Google rival Amazon Web Services put its Elastic MapReduce service out in beta to offer Hadoop as a service in April 2009, and it was available for production use shortly after that. AWS offers the Apache distribution of Hadoop on its virtual clusters, and also allows customers to use the Hadoop distribution from MapR Technologies. Amazon’s pricing is quite a bit higher for the EMR managed service than what Google is charging for Cloud Dataproc, varying along with the cost of the underlying EC2 instances that it makes use of. EC2 instances run from 4.4 cents per hour for a an m1.small instance to a high of $5.52 per hour for a d2.8xlarge storage optimized instance; the EMR service adds 1.1 cents to 27 cents per hour on top of these EC2 fees. (Those are on-demand instances in the US East region; you can lower the cost with reserved instances.) Amazon just added support for Spark to EMR back in June, and in July revamped EMR with a 4.0 release that includes Hadoop 2.6.0, Spark 1.4.1, Hive 1.0, and Pig 0.14.

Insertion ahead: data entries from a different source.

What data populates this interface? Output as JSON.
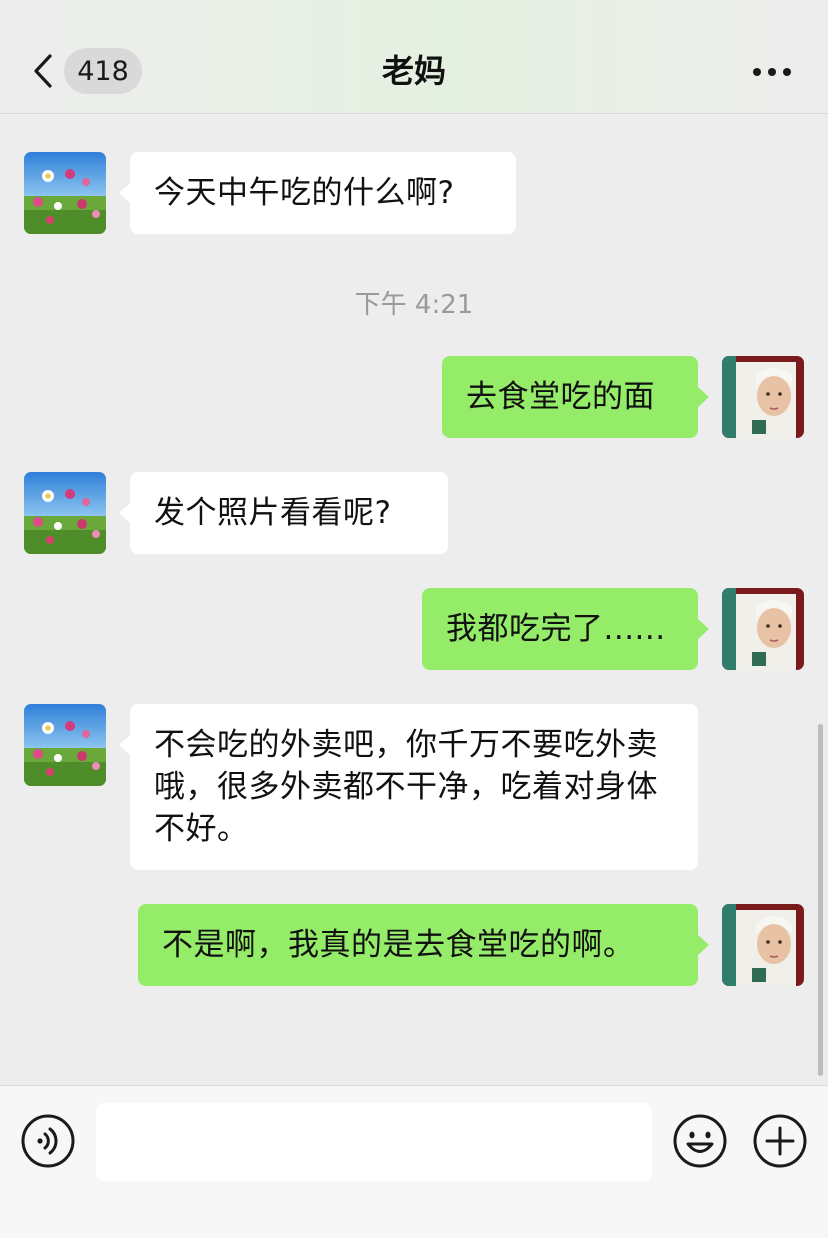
{
  "header": {
    "title": "老妈",
    "unread_count": "418",
    "back_icon": "chevron-left-icon",
    "more_icon": "more-dots-icon"
  },
  "messages": [
    {
      "side": "in",
      "text": "今天中午吃的什么啊?"
    },
    {
      "side": "out",
      "text": "去食堂吃的面"
    },
    {
      "side": "in",
      "text": "发个照片看看呢?"
    },
    {
      "side": "out",
      "text": "我都吃完了......"
    },
    {
      "side": "in",
      "text": "不会吃的外卖吧，你千万不要吃外卖哦，很多外卖都不干净，吃着对身体不好。"
    },
    {
      "side": "out",
      "text": "不是啊，我真的是去食堂吃的啊。"
    }
  ],
  "timestamp": "下午 4:21",
  "input_bar": {
    "placeholder": "",
    "voice_icon": "voice-icon",
    "emoji_icon": "emoji-icon",
    "plus_icon": "plus-icon"
  },
  "colors": {
    "outgoing_bubble": "#95ec69",
    "incoming_bubble": "#ffffff",
    "background": "#ededed"
  }
}
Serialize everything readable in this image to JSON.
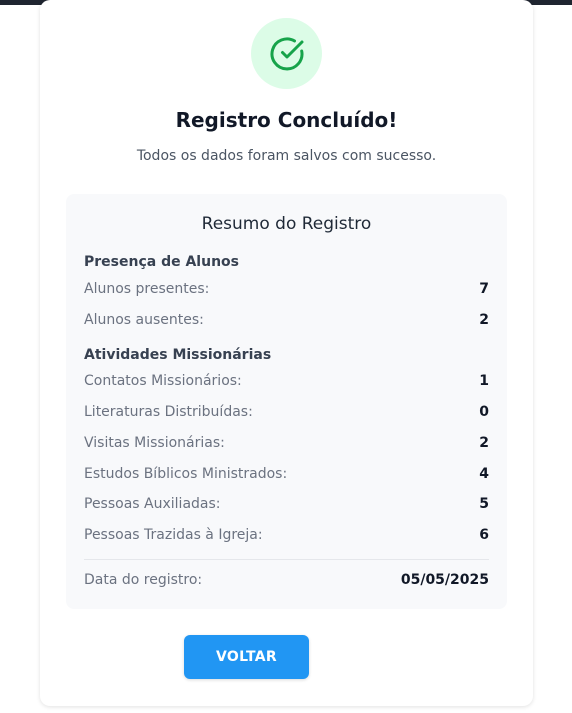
{
  "header": {
    "title": "Registro Concluído!",
    "subtitle": "Todos os dados foram salvos com sucesso."
  },
  "summary": {
    "title": "Resumo do Registro",
    "attendance": {
      "title": "Presença de Alunos",
      "rows": [
        {
          "label": "Alunos presentes:",
          "value": "7"
        },
        {
          "label": "Alunos ausentes:",
          "value": "2"
        }
      ]
    },
    "missionary": {
      "title": "Atividades Missionárias",
      "rows": [
        {
          "label": "Contatos Missionários:",
          "value": "1"
        },
        {
          "label": "Literaturas Distribuídas:",
          "value": "0"
        },
        {
          "label": "Visitas Missionárias:",
          "value": "2"
        },
        {
          "label": "Estudos Bíblicos Ministrados:",
          "value": "4"
        },
        {
          "label": "Pessoas Auxiliadas:",
          "value": "5"
        },
        {
          "label": "Pessoas Trazidas à Igreja:",
          "value": "6"
        }
      ]
    },
    "date": {
      "label": "Data do registro:",
      "value": "05/05/2025"
    }
  },
  "actions": {
    "back_label": "VOLTAR"
  },
  "colors": {
    "success": "#16a34a",
    "success_bg": "#dcfce7",
    "primary": "#2196f3"
  },
  "icons": {
    "status": "check-circle-icon"
  }
}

Microsoft similarly has a Hadoop service on its Azure cloud, which it calls HDInsight and which is based on the Hortonworks Data Platform distribution of that analytics platform. In addition to Hadoop, Microsoft supports Spark in-memory processing and Storm stream processing add-ons. Customers can deploy HDInsight on Windows or Linux on the Azure cloud, and Microsoft bundles in the price of the compute and the service together in its pricing, which ranges from 8 cents per hour for an A1 instance to $1.41 per hour for an A7 instance. If you buy these instances raw running Linux on Azure, they cost from 1.8 cents per hour for the A1 instance to $1 per hour for an A7 instance. So Microsoft is similarly charging a much higher premium for the managed Hadoop/Spark service than Google.